Delta Strategy Group, a lobbying firm that represents swaps users, agreed.
“The mistaken interpretation was that the mandate applies to swaps entered into after the respective phasing period begins,” it wrote to clients in an Oct. 9 note. Delta Strategy is confident the CFTC will amend the rule to not require clearing during the phase-in periods, said Scott Parsons, a managing principal in the Washington-based group.
“This is something we’re sorting through,” CFTC Chairman Gary Gensler said in an Oct. 10 speech in Washington at George Washington University, citing the Davis Polk e-mail. “We’re trying to phase this in in a way that works, in a balanced way.”
The swaps industry assumed it had been given the various implementation times to complete documents between banks and their clients for the clearing process, said Supurna VedBrat, co-head of market structure and electronic trading at BlackRock Inc. BlackRock, the world’s largest money manager with $3.67 trillion of assets as of Sept. 30, has hundreds of accounts it has to bring into compliance, “a monumental task,” she said.
“This is one of the biggest changes the financial markets have seen in a very, very long time,” she said. “We’re going from a world where there was a bilateral relationship between the counterparty and the fund to a relationship between six or seven entities to execute the same trade.”
The majority of BlackRock’s swaps are in accounts that wouldn’t have to be in compliance until 270 days after the effective date, while some would need to be within 90 days, VedBrat said.

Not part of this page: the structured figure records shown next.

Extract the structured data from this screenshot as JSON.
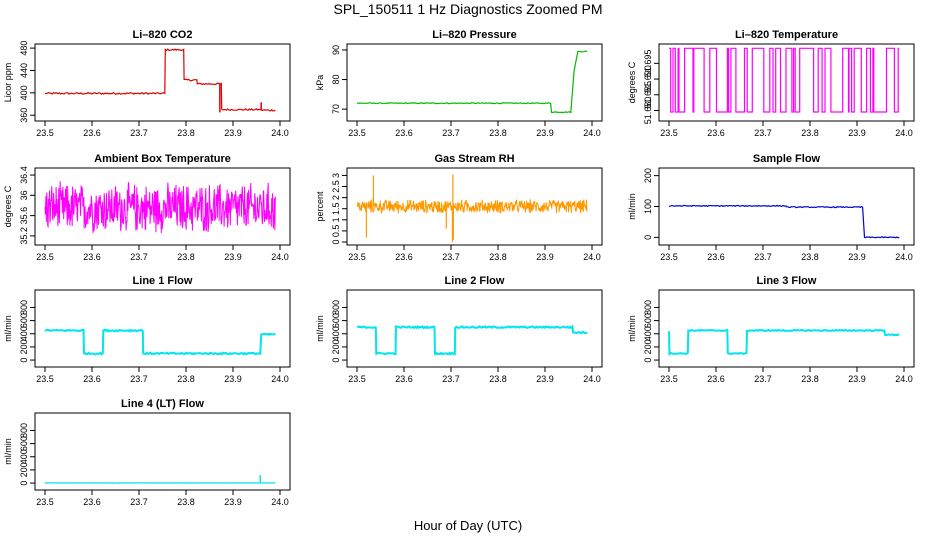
{
  "figure": {
    "title": "SPL_150511  1 Hz Diagnostics Zoomed PM",
    "xlabel": "Hour of Day (UTC)"
  },
  "chart_data": [
    {
      "type": "line",
      "title": "Li–820 CO2",
      "ylabel": "Licor ppm",
      "color": "#dd0000",
      "xlim": [
        23.5,
        24.0
      ],
      "ylim": [
        355,
        482
      ],
      "xticks": [
        "23.5",
        "23.6",
        "23.7",
        "23.8",
        "23.9",
        "24.0"
      ],
      "yticks": [
        360,
        400,
        440,
        480
      ],
      "segments": [
        [
          23.5,
          23.755,
          399
        ],
        [
          23.756,
          23.795,
          477
        ],
        [
          23.796,
          23.823,
          423
        ],
        [
          23.824,
          23.875,
          416
        ],
        [
          23.876,
          23.96,
          370
        ],
        [
          23.962,
          23.99,
          369
        ]
      ],
      "spikes": [
        [
          23.96,
          383
        ],
        [
          23.872,
          365
        ]
      ],
      "noise": 1.5
    },
    {
      "type": "line",
      "title": "Li–820 Pressure",
      "ylabel": "kPa",
      "color": "#00bb00",
      "xlim": [
        23.5,
        24.0
      ],
      "ylim": [
        67,
        91
      ],
      "xticks": [
        "23.5",
        "23.6",
        "23.7",
        "23.8",
        "23.9",
        "24.0"
      ],
      "yticks": [
        70,
        80,
        90
      ],
      "segments": [
        [
          23.5,
          23.912,
          72
        ],
        [
          23.914,
          23.955,
          69
        ],
        [
          23.97,
          23.99,
          89.5
        ]
      ],
      "ramp": [
        [
          23.955,
          69
        ],
        [
          23.962,
          83
        ],
        [
          23.97,
          89.5
        ]
      ],
      "noise": 0.15
    },
    {
      "type": "toggle",
      "title": "Li–820 Temperature",
      "ylabel": "degrees C",
      "color": "#ff00ff",
      "xlim": [
        23.5,
        24.0
      ],
      "ylim": [
        51.6776,
        51.7002
      ],
      "xticks": [
        "23.5",
        "23.6",
        "23.7",
        "23.8",
        "23.9",
        "24.0"
      ],
      "yticks": [
        51.68,
        51.685,
        51.69,
        51.695
      ],
      "levels": [
        51.6795,
        51.6998
      ]
    },
    {
      "type": "noise",
      "title": "Ambient Box Temperature",
      "ylabel": "degrees C",
      "color": "#ff00ff",
      "xlim": [
        23.5,
        24.0
      ],
      "ylim": [
        35.08,
        36.48
      ],
      "xticks": [
        "23.5",
        "23.6",
        "23.7",
        "23.8",
        "23.9",
        "24.0"
      ],
      "yticks": [
        35.2,
        35.6,
        36.0,
        36.4
      ],
      "center": 35.75,
      "spread": 0.55
    },
    {
      "type": "noise",
      "title": "Gas Stream RH",
      "ylabel": "percent",
      "color": "#ff9900",
      "xlim": [
        23.5,
        24.0
      ],
      "ylim": [
        0,
        3.2
      ],
      "xticks": [
        "23.5",
        "23.6",
        "23.7",
        "23.8",
        "23.9",
        "24.0"
      ],
      "yticks": [
        0.0,
        0.5,
        1.0,
        1.5,
        2.0,
        2.5,
        3.0
      ],
      "center": 1.6,
      "spread": 0.35,
      "spikes": [
        [
          23.535,
          3.0
        ],
        [
          23.704,
          3.05
        ],
        [
          23.703,
          0.0
        ],
        [
          23.705,
          0.1
        ],
        [
          23.69,
          0.6
        ],
        [
          23.52,
          0.2
        ]
      ]
    },
    {
      "type": "line",
      "title": "Sample Flow",
      "ylabel": "ml/min",
      "color": "#0000cc",
      "xlim": [
        23.5,
        24.0
      ],
      "ylim": [
        -15,
        215
      ],
      "xticks": [
        "23.5",
        "23.6",
        "23.7",
        "23.8",
        "23.9",
        "24.0"
      ],
      "yticks": [
        0,
        100,
        200
      ],
      "segments": [
        [
          23.5,
          23.75,
          102
        ],
        [
          23.75,
          23.912,
          98
        ],
        [
          23.916,
          23.99,
          0
        ]
      ],
      "noise": 1.5
    },
    {
      "type": "line",
      "title": "Line 1 Flow",
      "ylabel": "ml/min",
      "color": "#00e5ee",
      "xlim": [
        23.5,
        24.0
      ],
      "ylim": [
        -60,
        1020
      ],
      "xticks": [
        "23.5",
        "23.6",
        "23.7",
        "23.8",
        "23.9",
        "24.0"
      ],
      "yticks": [
        0,
        200,
        400,
        600,
        800
      ],
      "segments": [
        [
          23.5,
          23.582,
          450
        ],
        [
          23.583,
          23.623,
          100
        ],
        [
          23.624,
          23.708,
          450
        ],
        [
          23.709,
          23.958,
          100
        ],
        [
          23.96,
          23.99,
          390
        ]
      ],
      "noise": 12
    },
    {
      "type": "line",
      "title": "Line 2 Flow",
      "ylabel": "ml/min",
      "color": "#00e5ee",
      "xlim": [
        23.5,
        24.0
      ],
      "ylim": [
        -60,
        1020
      ],
      "xticks": [
        "23.5",
        "23.6",
        "23.7",
        "23.8",
        "23.9",
        "24.0"
      ],
      "yticks": [
        0,
        200,
        400,
        600,
        800
      ],
      "segments": [
        [
          23.5,
          23.54,
          500
        ],
        [
          23.541,
          23.582,
          100
        ],
        [
          23.583,
          23.665,
          500
        ],
        [
          23.666,
          23.708,
          100
        ],
        [
          23.709,
          23.958,
          500
        ],
        [
          23.96,
          23.99,
          420
        ]
      ],
      "noise": 12
    },
    {
      "type": "line",
      "title": "Line 3 Flow",
      "ylabel": "ml/min",
      "color": "#00e5ee",
      "xlim": [
        23.5,
        24.0
      ],
      "ylim": [
        -60,
        1020
      ],
      "xticks": [
        "23.5",
        "23.6",
        "23.7",
        "23.8",
        "23.9",
        "24.0"
      ],
      "yticks": [
        0,
        200,
        400,
        600,
        800
      ],
      "segments": [
        [
          23.5,
          23.5,
          440
        ],
        [
          23.501,
          23.54,
          100
        ],
        [
          23.541,
          23.624,
          450
        ],
        [
          23.625,
          23.665,
          100
        ],
        [
          23.666,
          23.958,
          450
        ],
        [
          23.96,
          23.99,
          385
        ]
      ],
      "noise": 8
    },
    {
      "type": "line",
      "title": "Line 4 (LT) Flow",
      "ylabel": "ml/min",
      "color": "#00e5ee",
      "xlim": [
        23.5,
        24.0
      ],
      "ylim": [
        -60,
        1020
      ],
      "xticks": [
        "23.5",
        "23.6",
        "23.7",
        "23.8",
        "23.9",
        "24.0"
      ],
      "yticks": [
        0,
        200,
        400,
        600,
        800
      ],
      "segments": [
        [
          23.5,
          23.99,
          2
        ]
      ],
      "spikes": [
        [
          23.958,
          120
        ]
      ],
      "noise": 1
    }
  ]
}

The cost of executing swaps between two private parties varies from those that will be backed by a clearinghouse because they use different assumptions for risks related to the failure of counterparties, the ease of finding trading partners and whether margin will be required to back the trade.

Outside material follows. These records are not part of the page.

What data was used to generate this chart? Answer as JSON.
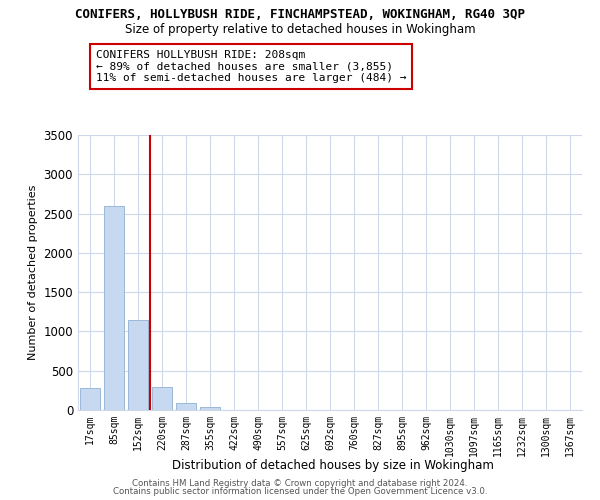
{
  "title": "CONIFERS, HOLLYBUSH RIDE, FINCHAMPSTEAD, WOKINGHAM, RG40 3QP",
  "subtitle": "Size of property relative to detached houses in Wokingham",
  "xlabel": "Distribution of detached houses by size in Wokingham",
  "ylabel": "Number of detached properties",
  "bar_labels": [
    "17sqm",
    "85sqm",
    "152sqm",
    "220sqm",
    "287sqm",
    "355sqm",
    "422sqm",
    "490sqm",
    "557sqm",
    "625sqm",
    "692sqm",
    "760sqm",
    "827sqm",
    "895sqm",
    "962sqm",
    "1030sqm",
    "1097sqm",
    "1165sqm",
    "1232sqm",
    "1300sqm",
    "1367sqm"
  ],
  "bar_values": [
    280,
    2590,
    1140,
    290,
    85,
    40,
    0,
    0,
    0,
    0,
    0,
    0,
    0,
    0,
    0,
    0,
    0,
    0,
    0,
    0,
    0
  ],
  "bar_color": "#c6d9f0",
  "bar_edge_color": "#9ab8d8",
  "ylim": [
    0,
    3500
  ],
  "yticks": [
    0,
    500,
    1000,
    1500,
    2000,
    2500,
    3000,
    3500
  ],
  "property_line_x": 2.5,
  "property_line_color": "#cc0000",
  "annotation_title": "CONIFERS HOLLYBUSH RIDE: 208sqm",
  "annotation_line1": "← 89% of detached houses are smaller (3,855)",
  "annotation_line2": "11% of semi-detached houses are larger (484) →",
  "annotation_box_color": "#cc0000",
  "footer1": "Contains HM Land Registry data © Crown copyright and database right 2024.",
  "footer2": "Contains public sector information licensed under the Open Government Licence v3.0.",
  "bg_color": "#ffffff",
  "grid_color": "#cdd8e8"
}
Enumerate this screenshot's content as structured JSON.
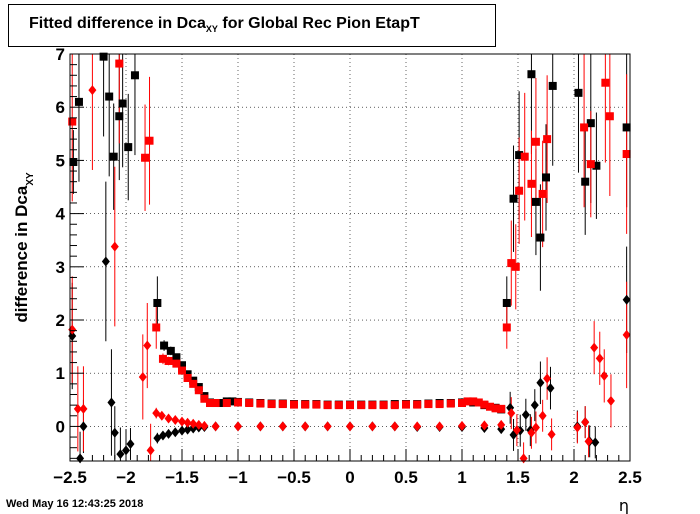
{
  "title": {
    "main": "Fitted difference in Dca",
    "sub": "XY",
    "suffix": " for Global Rec Pion EtapT"
  },
  "timestamp": "Wed May 16 12:43:25 2018",
  "chart_data": {
    "type": "scatter",
    "title": "Fitted difference in Dca_XY for Global Rec Pion EtapT",
    "xlabel": "η",
    "ylabel": "difference in Dca",
    "ylabel_sub": "XY",
    "xlim": [
      -2.5,
      2.5
    ],
    "ylim": [
      -0.65,
      7.0
    ],
    "xticks": [
      -2.5,
      -2,
      -1.5,
      -1,
      -0.5,
      0,
      0.5,
      1,
      1.5,
      2,
      2.5
    ],
    "xtick_labels": [
      "−2.5",
      "−2",
      "−1.5",
      "−1",
      "−0.5",
      "0",
      "0.5",
      "1",
      "1.5",
      "2",
      "2.5"
    ],
    "yticks": [
      0,
      1,
      2,
      3,
      4,
      5,
      6,
      7
    ],
    "ytick_labels": [
      "0",
      "1",
      "2",
      "3",
      "4",
      "5",
      "6",
      "7"
    ],
    "grid": true,
    "colors": {
      "black": "#000000",
      "red": "#ff0000"
    },
    "series": [
      {
        "marker": "square",
        "color": "#000000",
        "points": [
          [
            -2.47,
            4.97,
            0.6
          ],
          [
            -2.42,
            6.1,
            1.5
          ],
          [
            -2.2,
            6.95,
            1.5
          ],
          [
            -2.15,
            6.2,
            1.5
          ],
          [
            -2.11,
            5.07,
            1.0
          ],
          [
            -2.06,
            5.83,
            1.2
          ],
          [
            -2.03,
            6.07,
            1.2
          ],
          [
            -1.98,
            5.25,
            1.0
          ],
          [
            -1.92,
            6.6,
            1.5
          ],
          [
            -1.72,
            2.32,
            0.5
          ],
          [
            -1.66,
            1.52,
            0.1
          ],
          [
            -1.6,
            1.42,
            0.08
          ],
          [
            -1.55,
            1.3,
            0.07
          ],
          [
            -1.5,
            1.15,
            0.05
          ],
          [
            -1.45,
            0.98,
            0.05
          ],
          [
            -1.4,
            0.86,
            0.04
          ],
          [
            -1.35,
            0.74,
            0.03
          ],
          [
            -1.3,
            0.57,
            0.03
          ],
          [
            -1.25,
            0.45,
            0.02
          ],
          [
            -1.2,
            0.44,
            0.02
          ],
          [
            -1.15,
            0.44,
            0.02
          ],
          [
            -1.1,
            0.47,
            0.02
          ],
          [
            -1.05,
            0.47,
            0.02
          ],
          [
            -1.0,
            0.46,
            0.02
          ],
          [
            -0.9,
            0.45,
            0.02
          ],
          [
            -0.8,
            0.44,
            0.02
          ],
          [
            -0.7,
            0.43,
            0.02
          ],
          [
            -0.6,
            0.43,
            0.02
          ],
          [
            -0.5,
            0.42,
            0.02
          ],
          [
            -0.4,
            0.42,
            0.02
          ],
          [
            -0.3,
            0.42,
            0.02
          ],
          [
            -0.2,
            0.41,
            0.02
          ],
          [
            -0.1,
            0.41,
            0.02
          ],
          [
            0.0,
            0.41,
            0.02
          ],
          [
            0.1,
            0.41,
            0.02
          ],
          [
            0.2,
            0.41,
            0.02
          ],
          [
            0.3,
            0.41,
            0.02
          ],
          [
            0.4,
            0.42,
            0.02
          ],
          [
            0.5,
            0.42,
            0.02
          ],
          [
            0.6,
            0.42,
            0.02
          ],
          [
            0.7,
            0.43,
            0.02
          ],
          [
            0.8,
            0.44,
            0.02
          ],
          [
            0.9,
            0.44,
            0.02
          ],
          [
            1.0,
            0.45,
            0.02
          ],
          [
            1.1,
            0.45,
            0.02
          ],
          [
            1.2,
            0.4,
            0.02
          ],
          [
            1.3,
            0.35,
            0.02
          ],
          [
            1.35,
            0.32,
            0.02
          ],
          [
            1.4,
            2.32,
            0.5
          ],
          [
            1.46,
            4.28,
            1.0
          ],
          [
            1.51,
            5.1,
            1.2
          ],
          [
            1.62,
            6.62,
            1.5
          ],
          [
            1.66,
            4.22,
            1.0
          ],
          [
            1.7,
            3.55,
            1.0
          ],
          [
            1.75,
            4.68,
            1.0
          ],
          [
            1.81,
            6.4,
            1.5
          ],
          [
            2.04,
            6.27,
            1.5
          ],
          [
            2.1,
            4.6,
            1.0
          ],
          [
            2.15,
            5.7,
            1.5
          ],
          [
            2.2,
            4.9,
            1.0
          ],
          [
            2.47,
            5.62,
            1.5
          ]
        ]
      },
      {
        "marker": "square",
        "color": "#ff0000",
        "points": [
          [
            -2.48,
            5.73,
            1.5
          ],
          [
            -2.06,
            6.82,
            1.5
          ],
          [
            -1.83,
            5.05,
            1.0
          ],
          [
            -1.79,
            5.37,
            1.2
          ],
          [
            -1.73,
            1.86,
            0.4
          ],
          [
            -1.67,
            1.27,
            0.1
          ],
          [
            -1.62,
            1.23,
            0.08
          ],
          [
            -1.55,
            1.18,
            0.07
          ],
          [
            -1.5,
            1.05,
            0.05
          ],
          [
            -1.45,
            0.91,
            0.05
          ],
          [
            -1.4,
            0.8,
            0.04
          ],
          [
            -1.35,
            0.68,
            0.03
          ],
          [
            -1.3,
            0.52,
            0.03
          ],
          [
            -1.25,
            0.44,
            0.02
          ],
          [
            -1.2,
            0.44,
            0.02
          ],
          [
            -1.1,
            0.44,
            0.02
          ],
          [
            -1.0,
            0.45,
            0.02
          ],
          [
            -0.9,
            0.44,
            0.02
          ],
          [
            -0.8,
            0.43,
            0.02
          ],
          [
            -0.7,
            0.42,
            0.02
          ],
          [
            -0.6,
            0.42,
            0.02
          ],
          [
            -0.5,
            0.41,
            0.02
          ],
          [
            -0.4,
            0.41,
            0.02
          ],
          [
            -0.3,
            0.41,
            0.02
          ],
          [
            -0.2,
            0.4,
            0.02
          ],
          [
            -0.1,
            0.4,
            0.02
          ],
          [
            0.0,
            0.4,
            0.02
          ],
          [
            0.1,
            0.4,
            0.02
          ],
          [
            0.2,
            0.4,
            0.02
          ],
          [
            0.3,
            0.4,
            0.02
          ],
          [
            0.4,
            0.4,
            0.02
          ],
          [
            0.5,
            0.41,
            0.02
          ],
          [
            0.6,
            0.41,
            0.02
          ],
          [
            0.7,
            0.42,
            0.02
          ],
          [
            0.8,
            0.42,
            0.02
          ],
          [
            0.9,
            0.43,
            0.02
          ],
          [
            1.0,
            0.44,
            0.02
          ],
          [
            1.05,
            0.47,
            0.02
          ],
          [
            1.1,
            0.47,
            0.02
          ],
          [
            1.15,
            0.45,
            0.02
          ],
          [
            1.2,
            0.41,
            0.02
          ],
          [
            1.25,
            0.37,
            0.02
          ],
          [
            1.3,
            0.34,
            0.02
          ],
          [
            1.35,
            0.33,
            0.02
          ],
          [
            1.4,
            1.86,
            0.4
          ],
          [
            1.44,
            3.07,
            0.8
          ],
          [
            1.48,
            3.0,
            0.8
          ],
          [
            1.51,
            4.43,
            1.0
          ],
          [
            1.56,
            5.07,
            1.2
          ],
          [
            1.62,
            4.56,
            1.0
          ],
          [
            1.66,
            5.35,
            1.2
          ],
          [
            1.72,
            4.37,
            1.0
          ],
          [
            1.76,
            5.4,
            1.2
          ],
          [
            2.09,
            5.62,
            1.5
          ],
          [
            2.15,
            4.93,
            1.0
          ],
          [
            2.28,
            6.46,
            1.5
          ],
          [
            2.32,
            5.83,
            1.5
          ],
          [
            2.47,
            5.12,
            1.5
          ]
        ]
      },
      {
        "marker": "diamond",
        "color": "#000000",
        "points": [
          [
            -2.48,
            1.7,
            1.0
          ],
          [
            -2.41,
            -0.6,
            0.5
          ],
          [
            -2.38,
            0.0,
            0.5
          ],
          [
            -2.18,
            3.1,
            1.5
          ],
          [
            -2.13,
            0.45,
            1.0
          ],
          [
            -2.1,
            -0.12,
            0.5
          ],
          [
            -2.05,
            -0.52,
            0.5
          ],
          [
            -2.0,
            -0.45,
            0.4
          ],
          [
            -1.96,
            -0.33,
            0.3
          ],
          [
            -1.72,
            -0.22,
            0.1
          ],
          [
            -1.67,
            -0.17,
            0.05
          ],
          [
            -1.62,
            -0.14,
            0.04
          ],
          [
            -1.56,
            -0.11,
            0.03
          ],
          [
            -1.5,
            -0.08,
            0.03
          ],
          [
            -1.45,
            -0.06,
            0.02
          ],
          [
            -1.4,
            -0.04,
            0.02
          ],
          [
            -1.35,
            -0.02,
            0.02
          ],
          [
            -1.3,
            -0.01,
            0.02
          ],
          [
            -1.2,
            0.0,
            0.02
          ],
          [
            -1.0,
            0.0,
            0.02
          ],
          [
            -0.8,
            0.0,
            0.02
          ],
          [
            -0.6,
            0.0,
            0.02
          ],
          [
            -0.4,
            0.0,
            0.02
          ],
          [
            -0.2,
            0.0,
            0.02
          ],
          [
            0.0,
            0.0,
            0.02
          ],
          [
            0.2,
            0.0,
            0.02
          ],
          [
            0.4,
            0.0,
            0.02
          ],
          [
            0.6,
            -0.01,
            0.02
          ],
          [
            0.8,
            -0.01,
            0.02
          ],
          [
            1.0,
            -0.01,
            0.02
          ],
          [
            1.2,
            -0.03,
            0.02
          ],
          [
            1.35,
            -0.05,
            0.02
          ],
          [
            1.43,
            0.35,
            0.3
          ],
          [
            1.46,
            -0.16,
            0.3
          ],
          [
            1.52,
            -0.08,
            0.3
          ],
          [
            1.57,
            0.22,
            0.3
          ],
          [
            1.61,
            -0.07,
            0.3
          ],
          [
            1.65,
            0.4,
            0.3
          ],
          [
            1.7,
            0.82,
            0.4
          ],
          [
            1.79,
            0.72,
            0.4
          ],
          [
            2.03,
            0.0,
            0.3
          ],
          [
            2.1,
            0.08,
            0.3
          ],
          [
            2.14,
            -0.28,
            0.3
          ],
          [
            2.19,
            -0.3,
            0.3
          ],
          [
            2.47,
            2.38,
            1.0
          ]
        ]
      },
      {
        "marker": "diamond",
        "color": "#ff0000",
        "points": [
          [
            -2.48,
            1.82,
            1.0
          ],
          [
            -2.43,
            0.33,
            0.8
          ],
          [
            -2.38,
            0.33,
            0.8
          ],
          [
            -2.3,
            6.32,
            1.5
          ],
          [
            -2.1,
            3.38,
            1.5
          ],
          [
            -1.85,
            0.93,
            0.8
          ],
          [
            -1.81,
            1.52,
            0.8
          ],
          [
            -1.78,
            -0.45,
            0.5
          ],
          [
            -1.73,
            0.25,
            0.1
          ],
          [
            -1.68,
            0.2,
            0.05
          ],
          [
            -1.62,
            0.15,
            0.04
          ],
          [
            -1.56,
            0.12,
            0.03
          ],
          [
            -1.5,
            0.09,
            0.03
          ],
          [
            -1.45,
            0.07,
            0.02
          ],
          [
            -1.4,
            0.05,
            0.02
          ],
          [
            -1.35,
            0.03,
            0.02
          ],
          [
            -1.3,
            0.01,
            0.02
          ],
          [
            -1.2,
            0.0,
            0.02
          ],
          [
            -1.0,
            0.0,
            0.02
          ],
          [
            -0.8,
            0.0,
            0.02
          ],
          [
            -0.6,
            0.0,
            0.02
          ],
          [
            -0.4,
            0.0,
            0.02
          ],
          [
            -0.2,
            0.0,
            0.02
          ],
          [
            0.0,
            0.0,
            0.02
          ],
          [
            0.2,
            0.0,
            0.02
          ],
          [
            0.4,
            0.0,
            0.02
          ],
          [
            0.6,
            0.0,
            0.02
          ],
          [
            0.8,
            0.0,
            0.02
          ],
          [
            1.0,
            0.01,
            0.02
          ],
          [
            1.2,
            0.02,
            0.02
          ],
          [
            1.35,
            0.03,
            0.02
          ],
          [
            1.44,
            0.25,
            0.3
          ],
          [
            1.49,
            -0.07,
            0.3
          ],
          [
            1.55,
            -0.6,
            0.3
          ],
          [
            1.62,
            -0.12,
            0.3
          ],
          [
            1.66,
            -0.02,
            0.3
          ],
          [
            1.72,
            0.2,
            0.3
          ],
          [
            1.76,
            0.9,
            0.4
          ],
          [
            1.8,
            -0.15,
            0.3
          ],
          [
            2.03,
            -0.02,
            0.3
          ],
          [
            2.1,
            0.08,
            0.3
          ],
          [
            2.13,
            -0.28,
            0.3
          ],
          [
            2.18,
            1.48,
            0.5
          ],
          [
            2.23,
            1.28,
            0.5
          ],
          [
            2.27,
            0.95,
            0.5
          ],
          [
            2.33,
            0.48,
            0.5
          ],
          [
            2.47,
            1.72,
            1.0
          ]
        ]
      }
    ]
  }
}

“We will get some differentiation in prices,” said VedBrat. “Because of that difference, it’s not that easy to move the bilateral trades into a cleared environment because they would have to be a price adjustment.”

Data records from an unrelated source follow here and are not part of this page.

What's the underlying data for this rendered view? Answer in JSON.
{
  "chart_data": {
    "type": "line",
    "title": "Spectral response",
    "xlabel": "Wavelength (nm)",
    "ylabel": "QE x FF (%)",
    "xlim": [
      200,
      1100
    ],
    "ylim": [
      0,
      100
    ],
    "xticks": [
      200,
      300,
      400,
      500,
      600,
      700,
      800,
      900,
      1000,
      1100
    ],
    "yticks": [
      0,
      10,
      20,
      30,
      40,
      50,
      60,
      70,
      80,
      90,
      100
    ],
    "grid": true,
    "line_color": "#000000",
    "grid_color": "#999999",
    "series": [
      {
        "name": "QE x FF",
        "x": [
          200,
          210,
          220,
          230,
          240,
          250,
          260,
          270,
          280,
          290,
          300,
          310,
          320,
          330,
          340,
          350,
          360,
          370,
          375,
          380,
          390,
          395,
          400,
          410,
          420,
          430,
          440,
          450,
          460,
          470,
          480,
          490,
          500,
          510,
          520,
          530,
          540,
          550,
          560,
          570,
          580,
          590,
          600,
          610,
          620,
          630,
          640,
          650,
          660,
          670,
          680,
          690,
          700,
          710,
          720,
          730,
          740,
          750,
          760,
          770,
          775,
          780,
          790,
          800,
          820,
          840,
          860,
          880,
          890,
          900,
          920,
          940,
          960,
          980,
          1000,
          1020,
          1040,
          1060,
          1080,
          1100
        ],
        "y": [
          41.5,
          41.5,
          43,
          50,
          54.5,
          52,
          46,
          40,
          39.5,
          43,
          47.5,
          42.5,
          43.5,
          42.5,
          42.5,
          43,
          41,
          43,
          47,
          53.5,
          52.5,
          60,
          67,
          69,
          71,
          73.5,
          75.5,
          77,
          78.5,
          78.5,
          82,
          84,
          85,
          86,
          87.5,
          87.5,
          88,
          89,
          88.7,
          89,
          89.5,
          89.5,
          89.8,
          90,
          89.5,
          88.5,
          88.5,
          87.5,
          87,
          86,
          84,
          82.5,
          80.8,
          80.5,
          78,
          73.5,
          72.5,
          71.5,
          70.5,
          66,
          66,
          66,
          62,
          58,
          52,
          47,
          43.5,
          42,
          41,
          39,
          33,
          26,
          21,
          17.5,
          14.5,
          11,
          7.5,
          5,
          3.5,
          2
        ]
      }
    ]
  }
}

The CFTC’s O’Malia said it would be too confusing for market users to enter into swaps bilaterally that would then be cleared at some point in the future. “There’s a lot of ambiguity to how the practice would be in that interim period, and that’s confused a lot of people,” he said. O’Malia said he supports having the 90, 180 and 270 days be a grace period for clearing with the mandate to start the next day.
With clearing compliance still a work in progress, dealers will “still enter new contracts, but it would impact the volume of contracts they’d be comfortable with,” Jaswal said in a telephone interview. Having to clear shifts the focus to “optimize your resources and make sure you’re able to meet the CFTC guidelines,” and may diminish trading volume by as much as 50 percent, he said.
The so-called notional value of contracts in the market doesn’t represent actual money that has changed hands and is used to calculate periodic contract payments.
If the CFTC rule isn’t softened, it will prove “expensive and risky” for swaps users, Pirrong said.
“This is another example of the unintended consequences of Dodd-Frank,” he said. “We have sorcerer’s apprentices waving their wands to bring all these mandates into the effect, and now we’re having to live with the consequences.”